Deretan kursi berjajar
rapi menemani pejuang ilmu yang sedang mencari pengetahuan baru. Satu jam sudah
pembelajaran berlangsung, tak kurang ribuan kata terlontar menceritakan kisah
Siti Nurbaya dari seorang dosen cantik nan berwibawa bernama Ika Mustika.
Sebagian besar mahasiswa memerhatikan setiap kata dengan saksama, sebagian lagi
berkelana dalam dunia khayalnya. Gilang adalah salah satunya, sesuatu masalah sedang menggangu pikirannya. Bayangan
akan masa lalu menembus batas ruang dan waktu. Sekatan tembok tebal di
kampusnya tak mampu menghentikan goresan kenangan yang sedang ia pikirkan.
Tiga tahun sudah
Bandung menjadi tempat rantaunya. Tanah Pasundan laksana Surga di sisi lain
dunia, menawarkan segala bentuk kenikmatan dari makanan hingga pendidikan. Seharusnya
tak ada alasan untuk berkata tidak nyaman namun tiga bulan lalu alasan itu
hadir. Gilang resah raganya ingin meninggalkan “Surga” menjemput seseorang yang
selalu ahli sebagai penghilang sepi.
18 tahun bukan waktu
yang singkat untuk memahat kenangan. Tempatnya lahir, Padang menggoreskan banyak sejarah, tak
hanya melahirkan Hamka, sang maestro sastra dengan karya melegenda. Kota rendang
menghadirkan kisah cinta khas remaja. Terpisah jarak sejauh 1.470,6 KM
menciptakan kata yaitu rindu. Enam bulan lalu surat tak biasa datang
menghampiri Gilang. Zaman boleh saja maju tapi untuk urusan cinta ia lebih suka
hal-hal peninggalan masa lalu, merawat rindu melalui surat cinta dengan
seseorang yang jauh di mata. Ia tak suka kepraktisan media sosial dalam
mengumbar kerinduan.
Surat dengan nama
pengirim Kirai sudah dipegangya, sedetik kemudian ia tersenyum, lima menit
kemudian kelopak mata mengeluarkan titik sedihnya. Kirai, sosok perempuan yang
sangat ia kenal. Tak hanya kenal sebagian hatinya ia titipkan.

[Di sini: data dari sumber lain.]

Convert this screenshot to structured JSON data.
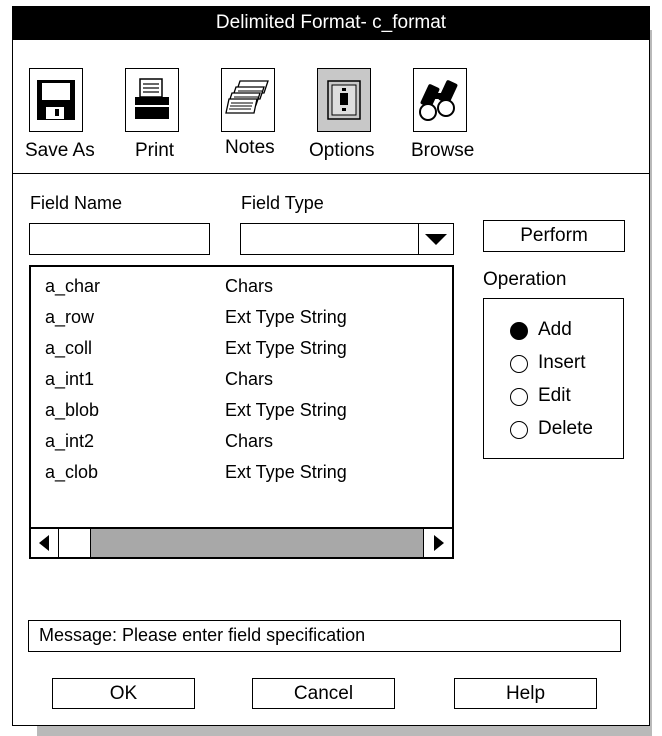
{
  "window": {
    "title": "Delimited Format- c_format"
  },
  "toolbar": {
    "items": [
      {
        "label": "Save As",
        "icon": "floppy-disk-icon"
      },
      {
        "label": "Print",
        "icon": "printer-icon"
      },
      {
        "label": "Notes",
        "icon": "notes-stack-icon"
      },
      {
        "label": "Options",
        "icon": "options-panel-icon"
      },
      {
        "label": "Browse",
        "icon": "binoculars-icon"
      }
    ]
  },
  "form": {
    "field_name_label": "Field Name",
    "field_type_label": "Field Type",
    "field_name_value": "",
    "field_type_value": ""
  },
  "perform_button": "Perform",
  "fields_list": {
    "rows": [
      {
        "name": "a_char",
        "type": "Chars"
      },
      {
        "name": "a_row",
        "type": "Ext Type String"
      },
      {
        "name": "a_coll",
        "type": "Ext Type String"
      },
      {
        "name": "a_int1",
        "type": "Chars"
      },
      {
        "name": "a_blob",
        "type": "Ext Type String"
      },
      {
        "name": "a_int2",
        "type": "Chars"
      },
      {
        "name": "a_clob",
        "type": "Ext Type String"
      }
    ]
  },
  "operation": {
    "label": "Operation",
    "options": [
      {
        "label": "Add",
        "selected": true
      },
      {
        "label": "Insert",
        "selected": false
      },
      {
        "label": "Edit",
        "selected": false
      },
      {
        "label": "Delete",
        "selected": false
      }
    ]
  },
  "message": "Message: Please enter field specification",
  "buttons": {
    "ok": "OK",
    "cancel": "Cancel",
    "help": "Help"
  }
}
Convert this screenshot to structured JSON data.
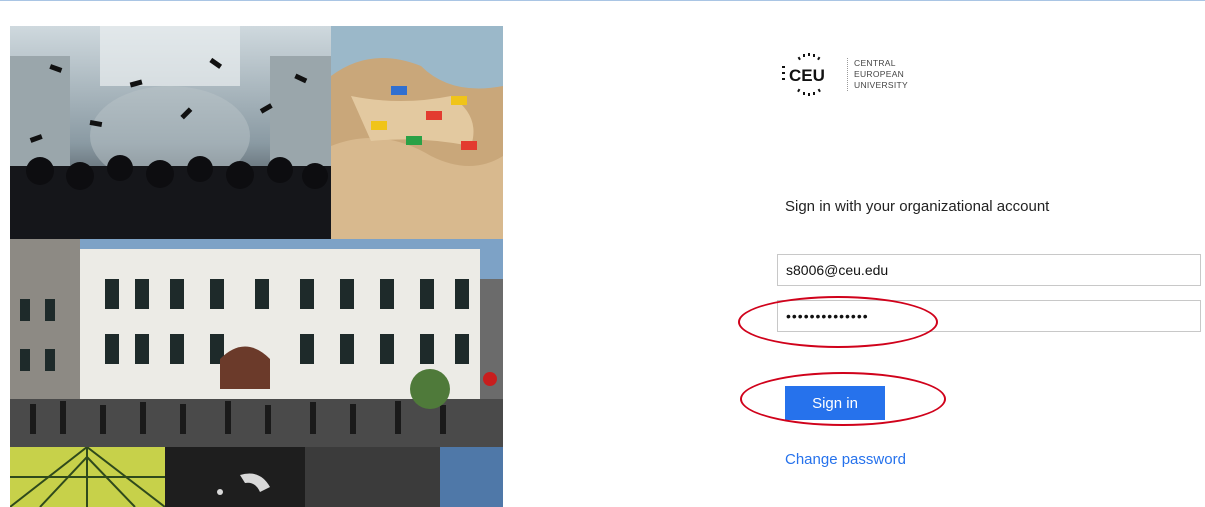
{
  "logo": {
    "acronym": "CEU",
    "line1": "CENTRAL",
    "line2": "EUROPEAN",
    "line3": "UNIVERSITY",
    "brand_color": "#111111"
  },
  "form": {
    "heading": "Sign in with your organizational account",
    "username_value": "s8006@ceu.edu",
    "password_value": "••••••••••••••",
    "signin_label": "Sign in",
    "change_password_label": "Change password"
  },
  "colors": {
    "accent": "#2672ec",
    "annotation": "#d0021b"
  },
  "icons": {
    "logo_mark": "ceu-dots-logo-icon"
  }
}
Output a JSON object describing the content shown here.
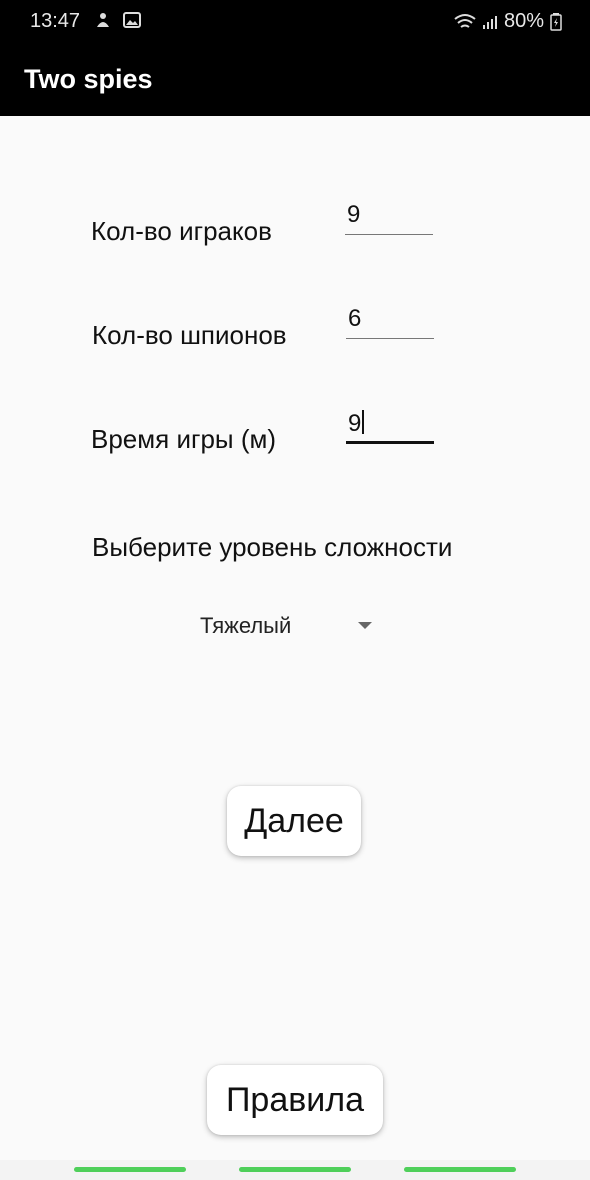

Lamunan masih menghanyutkan pikiran. Kisah Siti Nurbaya yang diceritakan Bu Ika tak Gilang dengarkan, ia
sudah tahu cerita sastra itu yang telah menjelma menjadi kisah Kirai dan
dirinya. Surat yang menceritakan perjodohan Kirai dengan seseorang dari tanah
Jawa masih dipegangnya. Keresahan hati ia simpan rapat-rapat tak ada orang yang
tahu kecuali dirinya dan Tuhan. Tiga hari lagi Kirainya akan dimiliki orang lain.
Tuhan
menghadirkan banyak masalah untuk menguji ketakwaan hambanya, ujian terberat
bagi Gilang yang berada di dua persimpangan. Menjemput cintanya atau melarikan
diri melupakan cinta yang sudah bertahun-tahun dijalani. Satu pilihan sudah Gilang
tentukan, meminta izin kepada Bu Ika untuk menjemput Siti Nurbayanya.
Perjalanan
Bandung-Padang kali ini terasa panjang. Burung besi yang ia tumpangi
menghadirkan pemandangan indah, mata ia palingkan ke jendela melihat gumpalan
awan yang seolah melukiskan wajah Kirai. Gilang tak menghiraukan seseorang di
sampingnya yang sejak tadi memperhatikan dirinya. Suara sopan seorang pria
memulai percakapan.
“Mas, sejak tadi
melihat jendela. Ada seseorang yang dirindu yah?,” Gilang hanya menjawab dengan
anggukan kepala.
“Perkenalkan Nama saya
Rais, saya sama seperti Mas merindukan seseorang juga,” Rais mencoba
mengakrabkan diri sembari mengulurkan tangan.
“Nama saya Gilang,”
jawaban singkat selalu terlontar dari mulut Gilang, pikirannya sudah tak ada di
pesawat, melayang jauh ke sudut lain kota Padang berharap Kirai menolak
keinginan orangtuanya.
Burung besi akhirnya
mendarat, Rais berpamitan dibalas oleh anggukan. Hati Gilang sudah tak jelas
bentuknya. Ia ingin segera menemui Kirai untuk menanyakan kelanjutan kisah cinta
mereka.
Undangan bermotif merah
menyambut kedatangan Gilang di rumahnya, entah sudah seperti apa bentuk
hatinya. Lebih dari remuk jika menatap wajahnya, esok kirai akan bersanding
dengan seseorang. Kesedihan harus segera Gilang hilangkan berganti keikhlasan
untuk menerima kenyataan.
Di persimpangan jalan
rumah Kirai, janur kuning berdiri tegak nan gagah. Pernikahan mewah dan
bersejarah akan dilangsungkan. Langkah pelan disertai kesabaran dalam setiap
jejaknya menuju panggung keikhlasan tempat Kirai bersanding dengan suaminya. Hanya menundukan
wajah yang Gilang bisa lakukan, berharap pemandangan di depan mata sekedar ilusi saja. Ini semua nyata. Seseorang yang menjadi suami Kirai, sehari
lalu tepat berada di sampingnya dalam pesawat menuju Padang. Rais dan Kirai
menjadi pasangan halal yang harus Gilang pandang.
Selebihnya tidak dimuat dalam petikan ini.